Three Assumptions about the Kingdom

1. At any given moment I am either building the Kingdom of God or the Kingdom of Darkness. Period.   -God has sometimes called us to ridiculous things: sell your house, quit your job, adopt a child, share the gospel with someone, etc. and one of two choices arise for us. We either obey or disobey. If we obey, we believe in our heart, that the Kingdom of God is being advanced (even if it is to our earthly demise and ridicule, or earthly 'success'). If we disobey (i.e. sin), that antithesis (or opposite) occurs, the Kingdom of Darkness is being advanced. 
-So when we aren't advancing the Kingdom of God, we are advancing the Kingdom of Darkness. We cannot be in neutral on this position. There's no middle ground. Practically, when we aren't obedient the Kingdom of God is not gaining territory. 

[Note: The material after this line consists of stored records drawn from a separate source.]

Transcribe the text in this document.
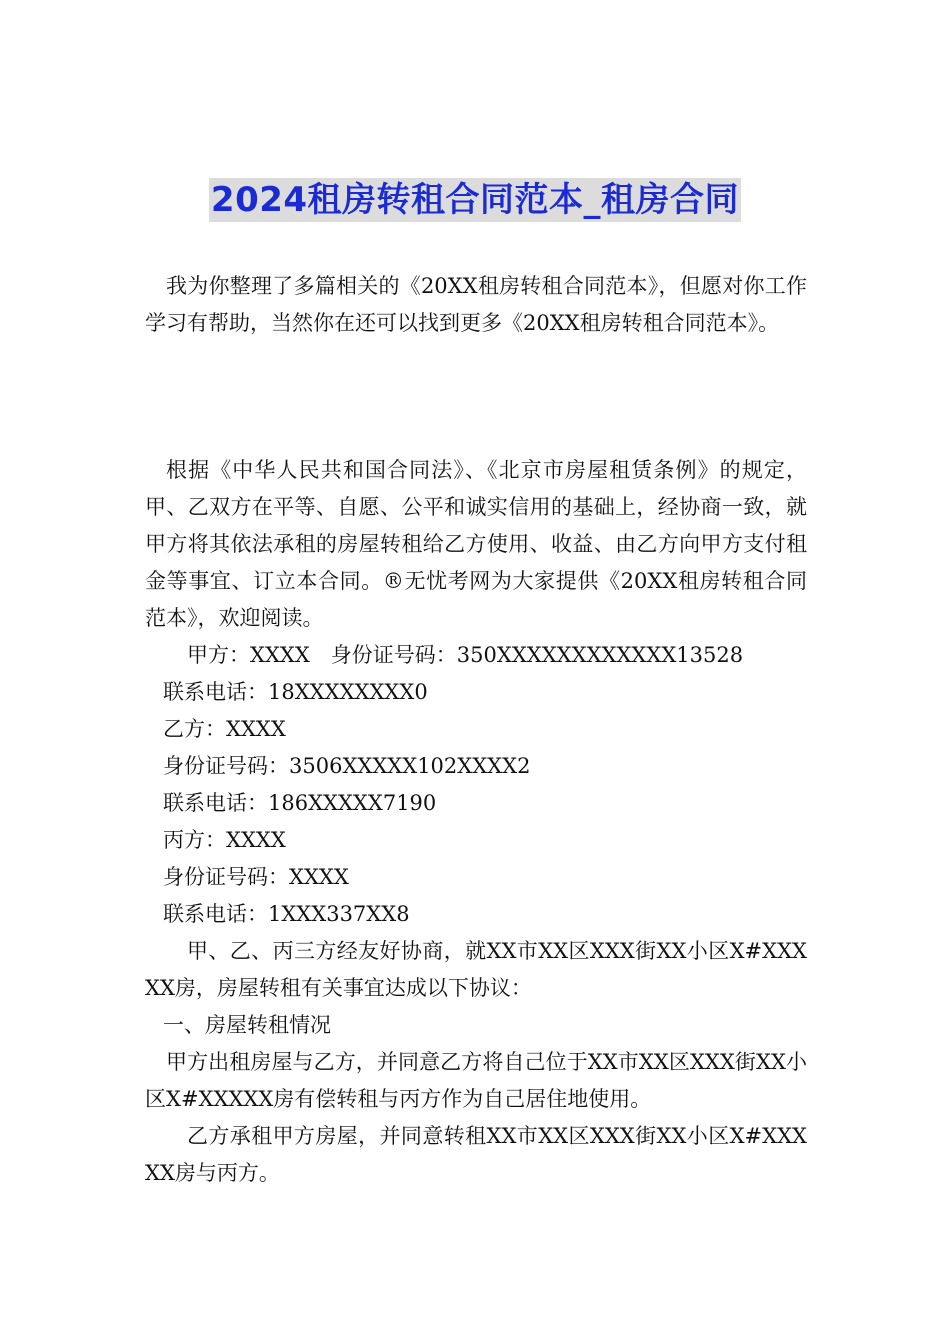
2024租房转租合同范本_租房合同

我为你整理了多篇相关的《20XX租房转租合同范本》，但愿对你工作学习有帮助，当然你在还可以找到更多《20XX租房转租合同范本》。

根据《中华人民共和国合同法》、《北京市房屋租赁条例》的规定，甲、乙双方在平等、自愿、公平和诚实信用的基础上，经协商一致，就甲方将其依法承租的房屋转租给乙方使用、收益、由乙方向甲方支付租金等事宜、订立本合同。®无忧考网为大家提供《20XX租房转租合同范本》，欢迎阅读。

甲方：XXXX　身份证号码：350XXXXXXXXXXXX13528

联系电话：18XXXXXXXX0

乙方：XXXX

身份证号码：3506XXXXX102XXXX2

联系电话：186XXXXX7190

丙方：XXXX

身份证号码：XXXX

联系电话：1XXX337XX8

甲、乙、丙三方经友好协商，就XX市XX区XXX街XX小区X#XXXXX房，房屋转租有关事宜达成以下协议：

一、房屋转租情况

甲方出租房屋与乙方，并同意乙方将自己位于XX市XX区XXX街XX小区X#XXXXX房有偿转租与丙方作为自己居住地使用。

乙方承租甲方房屋，并同意转租XX市XX区XXX街XX小区X#XXXXX房与丙方。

2. It is possible to participate in Church expansion and unintentionally be an agent of shrinking the kingdom of God.
-When studies were made about the most churched/christian populated cities, European (note the post-modern bias) researchers asserted that the Church had no social benefit to cities or societies. They went to the most churched/christian populated city and ran up statistics about the societal problems (abortions, rape, murder, etc.) and found that they reflected that their societal problems fell in the lower 15% of the world's problems. That is to say, they looked just as worse (societal health) as the worse cities in the world. And when they looked at other cities, that were predominately unchurched, they found great "societal health". Pastors interviewed from the most churched/christian populated city were asked about what they do about those horrific statistics, in which they replied, "Not my problem, my job is to just shepherd my flock." 
-When we think about the kingdom we often just note how one enters into the kingdom, but we should also note how we ought to live in the kingdom

3. It is possible to unknowingly value the Kingdom of God before acknowledging the value of its source; the King.
-Many non-believers may enjoy the self-satisfaction of helping the helpless, mending the broken. We see this in charity work and we see this in people that have no religious affiliation that stun us with their kindness to random people (as seen in some commercials). But what people miss is the eternal destination and purpose of the Kingdom, the glory of God. 

-All adapted from Jeff Christopherson's guest lecture at SEBTS from his book Kingdom Matrix.